The Thai prisoners, speaking on their return to Bangkok,
said they
were generally treated well but spoke of appalling
conditions faced by
their Myanmar cellmates, most of whom were convicted of
petty
crimes such as theft.
Local prisoners faced regular beatings, infection from
HIV-contaminated medical supplies or were sent to labour
camps from
which many never returned, they said.
"Myanmar tries to lessen overcrowding in its jails by
sending prisoners
to slave camps from which only 50 percent return," one Thai
trader,
who spent time in both In Sien and Mandalay jails, told
Reuters.
The released prisoners said Mandalay jail, which houses more
than
9,000 inmates, sent prisoners to work in rice fields or on
contruction
sites where they were forced to break rocks.

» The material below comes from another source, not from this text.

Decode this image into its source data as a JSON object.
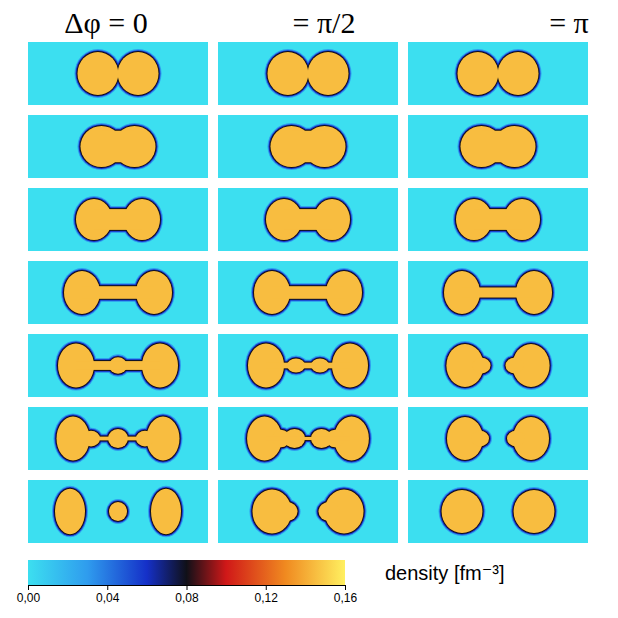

"My cellmate who returned from six months in a slave camp
told me
that only 70 of 300 prisoners returned to jail," said a
prisoner who was
sentenced to 18 years' jail for attempting to smuggle rubies
out of
Myanmar.
"More than 50 percent died from poor nutrition or sickness
while some
escaped," he added.
He said officials and fellow inmates had told him during his
10-month
stay in Mandalay that at least 50 prisoners died in the jail
each month
from sickness or beatings.
One released trader said more than 530,000 prisoners were
kept in
Myanmar's relatively few jails. "From Yangon to Mandalay,
Myanmar
has only 10 jails," he said.
The Thais said the worst ordeals were experienced in In Sien
jail in
Yangon, both by local and foreign inmates.
"Five hundred prisoners were sent out to slave camps in May,
but less
than 100 of them returned. They looked like skeletons, not
like human
beings," said another ex-prisoner.
The Thais said many Myanmar prisoners were prepared to work
in the
rice fields or on construction sites because this allowed
them to earn
reductions in their jail terms.
"The worst thing is Myanmar jails are flooded with AIDS,"
said one
Thai. "Because the prisons lack medicine and medical
equipment, the
prisoners share the same needles."
They said deaths from sickness and beatings were rising,
especially
among inmates with HIV or those who had developed AIDS.
"At least two persons die every day in In Sien prison," said
one. In
Sien houses more than 12,000 inmates, he said.
But the ex-prisoners said the Myanmar authorities generally
treated
foreign prisoners relatively well.
"For us, everyone has his own needles and we have our own
medicine
that is sent to us by relatives or by the public health
ministry," a Thai
trader said.
But even foreign prisoners face a high death rate, they
said.
Rut Somnak, a trawler skipper arrested in 1995 along with 60
other
Thai fishermen, said at least eight of his fellow fishermen
had died in In
Sien jail during the past three years.